Last week I slightly disparaged social media for companies in B2B sectors such as science and engineering, because, well, to be honest, I’ve not come across many companies who’ve got the more important issues out of the way. I’m not saying you shouldn’t have, for example, a LinkedIn page and a Twitter feed, which can both be valuable. But it’s all about return on investment in what time and money you do have.

How does this square up with the need for “content marketing”, however? After all, this is something which as marketing managers, you’re all being encouraged to believe is the future. Isn’t content marketing all about feeding your hungry social media projects? If you don’t need to post to Facebook twenty times a week, is there any need to write lots more stuff?

Yes, there is. I’ve come round to the belief that content marketing is as important in “hard to market to” B2B sectors, such as science and engineering, as it is in consumer markets. It’s just that the outlets for your content are more limited and are more traditional. But they’re just as effective, if not more so.

In the consumer sector, companies can theoretically function without a website. Organise a cracking Twitter campaign, and kids will flock to the shops to buy your stuff. Talk about your products on Facebook, and send people directly to your online store to see and buy. This is what it’s all about, and it needs content.

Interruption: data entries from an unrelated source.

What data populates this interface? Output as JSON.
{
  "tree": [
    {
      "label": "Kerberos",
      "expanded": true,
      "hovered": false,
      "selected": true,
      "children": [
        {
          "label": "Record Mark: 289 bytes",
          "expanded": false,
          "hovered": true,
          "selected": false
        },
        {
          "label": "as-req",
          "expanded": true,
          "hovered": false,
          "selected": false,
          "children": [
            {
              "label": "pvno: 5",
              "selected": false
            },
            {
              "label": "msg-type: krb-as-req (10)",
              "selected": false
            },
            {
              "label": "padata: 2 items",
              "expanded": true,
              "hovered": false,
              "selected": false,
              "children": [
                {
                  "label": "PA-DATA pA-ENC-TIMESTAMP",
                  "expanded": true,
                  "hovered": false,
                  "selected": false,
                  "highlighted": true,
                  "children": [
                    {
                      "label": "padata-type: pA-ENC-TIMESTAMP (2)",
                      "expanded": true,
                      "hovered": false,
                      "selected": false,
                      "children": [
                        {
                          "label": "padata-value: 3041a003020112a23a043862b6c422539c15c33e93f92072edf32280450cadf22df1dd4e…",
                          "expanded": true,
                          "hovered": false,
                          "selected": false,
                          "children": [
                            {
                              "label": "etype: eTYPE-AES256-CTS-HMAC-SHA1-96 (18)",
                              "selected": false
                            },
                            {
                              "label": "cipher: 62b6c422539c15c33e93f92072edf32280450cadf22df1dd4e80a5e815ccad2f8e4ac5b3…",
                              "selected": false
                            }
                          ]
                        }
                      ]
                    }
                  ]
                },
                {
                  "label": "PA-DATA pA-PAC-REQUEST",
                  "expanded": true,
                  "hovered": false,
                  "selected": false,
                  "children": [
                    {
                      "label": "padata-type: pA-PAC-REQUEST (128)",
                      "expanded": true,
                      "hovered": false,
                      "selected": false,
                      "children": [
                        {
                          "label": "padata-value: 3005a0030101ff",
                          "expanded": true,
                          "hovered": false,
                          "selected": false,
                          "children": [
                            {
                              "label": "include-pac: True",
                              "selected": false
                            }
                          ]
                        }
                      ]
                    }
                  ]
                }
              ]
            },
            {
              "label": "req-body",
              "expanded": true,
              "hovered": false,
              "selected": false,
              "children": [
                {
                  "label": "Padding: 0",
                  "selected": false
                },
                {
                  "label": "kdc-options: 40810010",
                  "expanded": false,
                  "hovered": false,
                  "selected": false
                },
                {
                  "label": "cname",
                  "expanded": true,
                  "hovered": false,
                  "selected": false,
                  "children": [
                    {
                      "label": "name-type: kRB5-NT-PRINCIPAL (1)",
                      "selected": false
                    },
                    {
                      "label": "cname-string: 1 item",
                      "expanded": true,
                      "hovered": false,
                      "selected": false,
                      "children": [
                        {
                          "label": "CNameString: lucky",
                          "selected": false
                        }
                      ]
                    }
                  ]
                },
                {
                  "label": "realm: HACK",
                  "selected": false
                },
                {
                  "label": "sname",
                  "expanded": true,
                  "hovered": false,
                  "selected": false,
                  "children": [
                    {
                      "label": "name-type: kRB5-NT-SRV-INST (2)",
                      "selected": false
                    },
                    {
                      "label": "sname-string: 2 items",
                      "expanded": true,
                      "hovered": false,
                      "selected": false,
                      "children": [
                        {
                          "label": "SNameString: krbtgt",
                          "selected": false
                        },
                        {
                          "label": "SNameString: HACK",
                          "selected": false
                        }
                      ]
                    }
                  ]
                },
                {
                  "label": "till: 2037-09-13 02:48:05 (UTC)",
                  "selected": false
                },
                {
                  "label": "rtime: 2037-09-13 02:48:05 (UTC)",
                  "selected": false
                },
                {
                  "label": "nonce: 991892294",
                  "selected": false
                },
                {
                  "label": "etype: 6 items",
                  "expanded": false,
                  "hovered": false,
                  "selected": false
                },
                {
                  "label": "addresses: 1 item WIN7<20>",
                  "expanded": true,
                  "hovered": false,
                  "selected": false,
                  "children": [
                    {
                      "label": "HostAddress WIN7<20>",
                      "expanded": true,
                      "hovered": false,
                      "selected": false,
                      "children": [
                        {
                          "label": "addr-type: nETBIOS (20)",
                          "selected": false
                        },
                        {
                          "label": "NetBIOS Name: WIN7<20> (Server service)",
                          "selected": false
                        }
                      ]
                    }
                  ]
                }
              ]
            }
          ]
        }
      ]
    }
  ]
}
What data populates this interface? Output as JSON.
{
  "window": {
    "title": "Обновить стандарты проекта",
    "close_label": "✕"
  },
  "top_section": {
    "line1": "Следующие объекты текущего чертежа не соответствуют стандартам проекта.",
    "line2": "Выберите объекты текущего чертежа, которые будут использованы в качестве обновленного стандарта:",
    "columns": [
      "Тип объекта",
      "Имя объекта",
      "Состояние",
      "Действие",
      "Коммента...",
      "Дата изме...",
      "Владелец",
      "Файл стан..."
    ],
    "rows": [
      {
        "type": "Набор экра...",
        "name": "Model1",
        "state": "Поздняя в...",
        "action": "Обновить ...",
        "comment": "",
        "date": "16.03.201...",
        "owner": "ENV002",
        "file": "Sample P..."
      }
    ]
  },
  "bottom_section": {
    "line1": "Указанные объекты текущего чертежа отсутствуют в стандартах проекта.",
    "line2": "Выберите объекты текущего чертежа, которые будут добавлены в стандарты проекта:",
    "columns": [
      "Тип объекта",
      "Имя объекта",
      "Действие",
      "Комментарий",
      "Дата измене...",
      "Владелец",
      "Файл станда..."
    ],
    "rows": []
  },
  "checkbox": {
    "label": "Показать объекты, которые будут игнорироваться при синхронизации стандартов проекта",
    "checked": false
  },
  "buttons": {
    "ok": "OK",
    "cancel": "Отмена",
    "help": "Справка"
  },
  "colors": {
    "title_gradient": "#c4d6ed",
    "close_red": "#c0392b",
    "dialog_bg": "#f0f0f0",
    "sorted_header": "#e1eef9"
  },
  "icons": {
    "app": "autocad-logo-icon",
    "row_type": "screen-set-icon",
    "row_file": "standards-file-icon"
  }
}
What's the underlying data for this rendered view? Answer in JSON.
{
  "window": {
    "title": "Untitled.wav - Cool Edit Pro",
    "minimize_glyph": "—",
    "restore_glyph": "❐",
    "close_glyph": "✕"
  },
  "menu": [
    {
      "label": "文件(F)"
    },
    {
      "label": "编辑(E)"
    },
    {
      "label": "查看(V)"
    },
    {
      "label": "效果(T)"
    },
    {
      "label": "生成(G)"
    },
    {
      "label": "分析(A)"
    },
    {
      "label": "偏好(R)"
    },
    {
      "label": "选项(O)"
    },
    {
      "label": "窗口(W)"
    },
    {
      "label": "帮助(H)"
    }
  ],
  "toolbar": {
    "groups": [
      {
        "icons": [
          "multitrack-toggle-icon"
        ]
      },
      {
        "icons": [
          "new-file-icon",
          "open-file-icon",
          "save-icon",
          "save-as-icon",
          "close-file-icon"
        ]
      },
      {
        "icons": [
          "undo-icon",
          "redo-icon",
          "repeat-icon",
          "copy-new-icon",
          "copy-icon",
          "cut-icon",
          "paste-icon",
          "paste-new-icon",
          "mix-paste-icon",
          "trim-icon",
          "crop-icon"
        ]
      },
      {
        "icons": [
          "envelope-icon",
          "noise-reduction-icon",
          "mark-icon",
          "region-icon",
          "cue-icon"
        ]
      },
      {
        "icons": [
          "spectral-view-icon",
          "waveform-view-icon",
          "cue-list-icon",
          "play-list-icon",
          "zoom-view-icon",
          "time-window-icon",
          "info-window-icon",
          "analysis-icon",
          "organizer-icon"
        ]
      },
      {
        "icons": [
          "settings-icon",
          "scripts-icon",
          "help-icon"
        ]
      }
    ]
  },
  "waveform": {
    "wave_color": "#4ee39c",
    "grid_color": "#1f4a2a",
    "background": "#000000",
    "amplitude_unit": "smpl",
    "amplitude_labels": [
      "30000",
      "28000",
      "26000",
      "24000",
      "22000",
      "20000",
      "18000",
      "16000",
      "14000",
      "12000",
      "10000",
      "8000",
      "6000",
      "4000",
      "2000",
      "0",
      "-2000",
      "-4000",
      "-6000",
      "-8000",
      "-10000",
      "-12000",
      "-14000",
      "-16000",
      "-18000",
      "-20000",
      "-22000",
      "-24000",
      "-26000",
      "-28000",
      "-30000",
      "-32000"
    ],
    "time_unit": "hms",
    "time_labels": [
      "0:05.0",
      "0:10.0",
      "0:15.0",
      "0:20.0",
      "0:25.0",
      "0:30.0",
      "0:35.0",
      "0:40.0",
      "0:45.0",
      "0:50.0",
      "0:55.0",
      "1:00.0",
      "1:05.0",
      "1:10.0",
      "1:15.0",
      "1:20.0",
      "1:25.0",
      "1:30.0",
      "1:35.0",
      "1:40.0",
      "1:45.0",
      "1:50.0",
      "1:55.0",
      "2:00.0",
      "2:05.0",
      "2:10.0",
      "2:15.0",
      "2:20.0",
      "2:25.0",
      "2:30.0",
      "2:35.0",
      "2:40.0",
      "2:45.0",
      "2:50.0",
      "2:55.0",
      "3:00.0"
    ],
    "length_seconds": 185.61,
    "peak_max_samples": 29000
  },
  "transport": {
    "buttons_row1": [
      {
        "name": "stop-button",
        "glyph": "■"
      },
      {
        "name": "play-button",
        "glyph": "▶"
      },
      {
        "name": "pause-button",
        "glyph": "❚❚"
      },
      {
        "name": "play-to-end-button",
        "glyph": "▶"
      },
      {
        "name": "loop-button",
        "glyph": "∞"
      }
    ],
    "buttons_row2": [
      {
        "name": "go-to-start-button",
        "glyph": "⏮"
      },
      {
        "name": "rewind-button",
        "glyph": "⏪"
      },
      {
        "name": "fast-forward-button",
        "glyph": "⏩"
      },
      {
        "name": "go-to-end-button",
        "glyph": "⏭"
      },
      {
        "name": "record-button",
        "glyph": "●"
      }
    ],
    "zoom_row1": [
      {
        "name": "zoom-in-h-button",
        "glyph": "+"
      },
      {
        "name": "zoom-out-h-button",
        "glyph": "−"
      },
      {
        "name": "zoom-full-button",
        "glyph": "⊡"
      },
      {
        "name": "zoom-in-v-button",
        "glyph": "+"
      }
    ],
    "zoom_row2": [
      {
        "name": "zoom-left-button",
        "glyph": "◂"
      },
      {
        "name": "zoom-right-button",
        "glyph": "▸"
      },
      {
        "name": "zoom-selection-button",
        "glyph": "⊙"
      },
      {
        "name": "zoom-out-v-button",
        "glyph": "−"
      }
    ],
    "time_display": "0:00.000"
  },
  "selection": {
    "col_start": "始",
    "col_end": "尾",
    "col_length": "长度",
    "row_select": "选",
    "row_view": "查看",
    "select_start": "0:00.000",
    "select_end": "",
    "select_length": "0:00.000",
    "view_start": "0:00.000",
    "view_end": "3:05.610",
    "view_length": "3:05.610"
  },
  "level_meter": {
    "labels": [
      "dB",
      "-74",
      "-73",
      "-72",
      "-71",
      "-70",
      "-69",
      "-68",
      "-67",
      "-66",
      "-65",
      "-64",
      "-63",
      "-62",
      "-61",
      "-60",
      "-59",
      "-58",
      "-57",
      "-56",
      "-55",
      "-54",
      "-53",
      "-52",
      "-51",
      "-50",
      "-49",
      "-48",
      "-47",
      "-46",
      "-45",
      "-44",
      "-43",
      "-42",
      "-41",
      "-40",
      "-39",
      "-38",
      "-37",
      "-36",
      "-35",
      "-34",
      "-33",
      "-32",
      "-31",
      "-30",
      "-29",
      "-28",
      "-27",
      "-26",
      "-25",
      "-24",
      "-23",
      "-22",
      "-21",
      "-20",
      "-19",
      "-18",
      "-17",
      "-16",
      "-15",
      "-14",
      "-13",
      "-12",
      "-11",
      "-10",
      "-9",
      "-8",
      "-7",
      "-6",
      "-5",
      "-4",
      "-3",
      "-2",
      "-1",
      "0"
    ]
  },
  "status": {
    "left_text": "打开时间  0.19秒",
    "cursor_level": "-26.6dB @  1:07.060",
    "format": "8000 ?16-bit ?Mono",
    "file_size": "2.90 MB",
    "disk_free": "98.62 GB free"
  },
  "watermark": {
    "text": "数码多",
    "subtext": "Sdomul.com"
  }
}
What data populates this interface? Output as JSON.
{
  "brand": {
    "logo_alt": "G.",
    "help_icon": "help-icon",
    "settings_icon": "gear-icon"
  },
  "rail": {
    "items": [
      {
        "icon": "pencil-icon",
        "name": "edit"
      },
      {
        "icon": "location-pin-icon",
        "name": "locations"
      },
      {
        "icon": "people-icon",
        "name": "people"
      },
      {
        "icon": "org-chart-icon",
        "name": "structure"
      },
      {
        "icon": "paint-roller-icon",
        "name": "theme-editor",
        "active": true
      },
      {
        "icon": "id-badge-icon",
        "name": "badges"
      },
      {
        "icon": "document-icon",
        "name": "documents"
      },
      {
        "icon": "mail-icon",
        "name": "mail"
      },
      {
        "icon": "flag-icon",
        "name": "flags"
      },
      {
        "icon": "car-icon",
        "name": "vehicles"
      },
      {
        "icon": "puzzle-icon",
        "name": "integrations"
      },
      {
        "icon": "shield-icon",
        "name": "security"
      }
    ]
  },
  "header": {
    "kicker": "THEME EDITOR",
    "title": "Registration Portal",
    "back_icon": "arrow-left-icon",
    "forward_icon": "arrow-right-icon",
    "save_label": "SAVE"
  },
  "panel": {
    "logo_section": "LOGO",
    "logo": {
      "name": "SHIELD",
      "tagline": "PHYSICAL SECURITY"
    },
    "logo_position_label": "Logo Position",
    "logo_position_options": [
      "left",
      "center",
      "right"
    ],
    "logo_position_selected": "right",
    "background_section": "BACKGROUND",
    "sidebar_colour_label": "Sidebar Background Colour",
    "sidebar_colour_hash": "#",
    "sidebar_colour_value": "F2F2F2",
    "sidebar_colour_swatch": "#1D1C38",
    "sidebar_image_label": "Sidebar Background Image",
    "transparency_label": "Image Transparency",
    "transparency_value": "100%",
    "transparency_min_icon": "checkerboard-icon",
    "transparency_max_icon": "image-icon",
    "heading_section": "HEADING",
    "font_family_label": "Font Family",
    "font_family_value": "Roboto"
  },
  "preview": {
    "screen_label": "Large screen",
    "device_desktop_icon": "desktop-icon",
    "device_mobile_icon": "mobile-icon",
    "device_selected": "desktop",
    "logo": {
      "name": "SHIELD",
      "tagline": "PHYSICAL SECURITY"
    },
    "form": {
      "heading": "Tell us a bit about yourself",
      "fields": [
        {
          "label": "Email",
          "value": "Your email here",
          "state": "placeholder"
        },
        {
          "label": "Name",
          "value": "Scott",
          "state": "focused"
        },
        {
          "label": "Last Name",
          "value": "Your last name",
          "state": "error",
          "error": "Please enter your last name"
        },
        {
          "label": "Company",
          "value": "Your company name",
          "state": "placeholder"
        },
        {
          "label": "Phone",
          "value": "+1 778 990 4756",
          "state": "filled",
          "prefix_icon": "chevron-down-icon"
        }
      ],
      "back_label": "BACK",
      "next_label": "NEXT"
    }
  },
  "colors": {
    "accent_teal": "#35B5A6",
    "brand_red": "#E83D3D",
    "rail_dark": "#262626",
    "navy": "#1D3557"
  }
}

If you’re dealing with engineers, architects or scientists, it’s all about email marketing and the website. But these are just as voracious in demanding content as consumer-sector social media campaigns, if not more so. For most companies, an investment in doubling or tripling the amount of articles you write can easily pay for itself. Your clients are all over your website, every day. Are the first time visitors finding something which makes them think: “these guys know what they’re talking about”? Are they finding something which encourages them to sign up to hear more from you in the future, by email? Are your returning visitors finding anything new to intrigue them? Is there a constant stream of new content to feed the Google beast, and add to your chances of being found for those searches you’ve never been found for before?

It’s all about the words. And if you aren’t getting them written, your competitors most surely are.